We need to take these sources with a grain of salt and reorient our practice so that it cultivates more peace of mind without making us implode when the cultivated buddhist mindset creates a conflict with our western lifestyle

There aren’t Buddhist meditation practises that have no risk of causing this. Any meditation practise that involves mindfulness and concentration done for more than 15 or 20 mins a day carries this risk

I agree that the goals of Buddhism contradict the goals we have in western society though. That said, Steve Jobs was a devout Zen Buddhist, so he sat many thousands of hours of zazen

I do find it funny though when companies train their employees in mindfulness. It’s almost like they want workers who have less emotional connection with their work. As I said elsewhere, it’s all a matter of whether you follow the instructions. If you do, it will have adverse effects.

> Any meditation practise that involves mindfulness and concentration done for more than 15 or 20 mins a day carries this risk.

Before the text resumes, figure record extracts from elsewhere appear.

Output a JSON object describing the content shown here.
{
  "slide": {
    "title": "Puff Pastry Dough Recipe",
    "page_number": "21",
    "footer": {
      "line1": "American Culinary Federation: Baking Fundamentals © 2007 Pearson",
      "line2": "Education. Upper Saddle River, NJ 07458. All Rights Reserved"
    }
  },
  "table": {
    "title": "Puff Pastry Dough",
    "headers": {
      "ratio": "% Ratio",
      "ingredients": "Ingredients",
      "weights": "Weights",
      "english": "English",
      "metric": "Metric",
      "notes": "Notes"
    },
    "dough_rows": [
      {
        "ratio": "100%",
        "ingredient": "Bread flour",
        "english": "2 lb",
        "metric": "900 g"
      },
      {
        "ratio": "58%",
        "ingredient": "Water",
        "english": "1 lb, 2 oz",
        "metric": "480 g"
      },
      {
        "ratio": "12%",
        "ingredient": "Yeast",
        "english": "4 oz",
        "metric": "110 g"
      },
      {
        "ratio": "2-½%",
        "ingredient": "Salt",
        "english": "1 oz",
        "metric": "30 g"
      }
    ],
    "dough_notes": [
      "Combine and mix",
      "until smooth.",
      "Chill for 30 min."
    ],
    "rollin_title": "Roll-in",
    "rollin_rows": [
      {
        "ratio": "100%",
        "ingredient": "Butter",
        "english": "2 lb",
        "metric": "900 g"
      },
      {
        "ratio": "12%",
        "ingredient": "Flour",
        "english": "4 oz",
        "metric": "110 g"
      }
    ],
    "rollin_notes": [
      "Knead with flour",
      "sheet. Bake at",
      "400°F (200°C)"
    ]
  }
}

Looks like mindfulness to 15 or 20 minutes a day is a sensible choice then.

> Steve Jobs was a devout Zen Buddhist, so he sat many thousands of hours of zazen

Steve Jobs was a powerful and a very influential man. He didn't have a boss urging him to be productive 24/7 like a field employee has. Investors expected his company to deliver working products. And it delivered all of that.

> I do find it funny though when companies train their employees in mindfulness. It’s almost like they want workers who have less emotional connection with their work. As I said elsewhere, it’s all a matter of whether you follow the instructions. If you do, it will have adverse effects.

IMHO they want their employees to become stoic productivity machines that make no demands and cope with whatever shitty working condition they set up.

Wow, thanks for sharing. I have no advice to offer but maybe an experienced teacher could help.

I've experienced intense emotional swings like you describe but not the pain or pressure. The emotional swings at least were something I was able to get through, eventually. They were strong for a while but stopped with continued practice. I'm definitely still more sensitive than I was before. I feel both positive and negative feelings more intensely, but hold onto them less.

Yep, I've heard of multiple people with these exact symptoms. It's a very familiar story
Yes, I'm very secular. But the fact that these things happen with such regularity and there is remarkable consistency and precision in them really lends itself toward the religious interpretations. Also, the skeptic in me says it's unreliable, but those glimpses of actual visual light (flickering at first, then steady) coupled with feelings of (for lack of a better word) divinity, are still hard for me to reconcile with a purely secular interpretation.

One big takeaway I had was realizing that outside the west, these types of things are well known. Here though, it seems almost no one who purports to be a "teacher" knows much about them or what to do with them.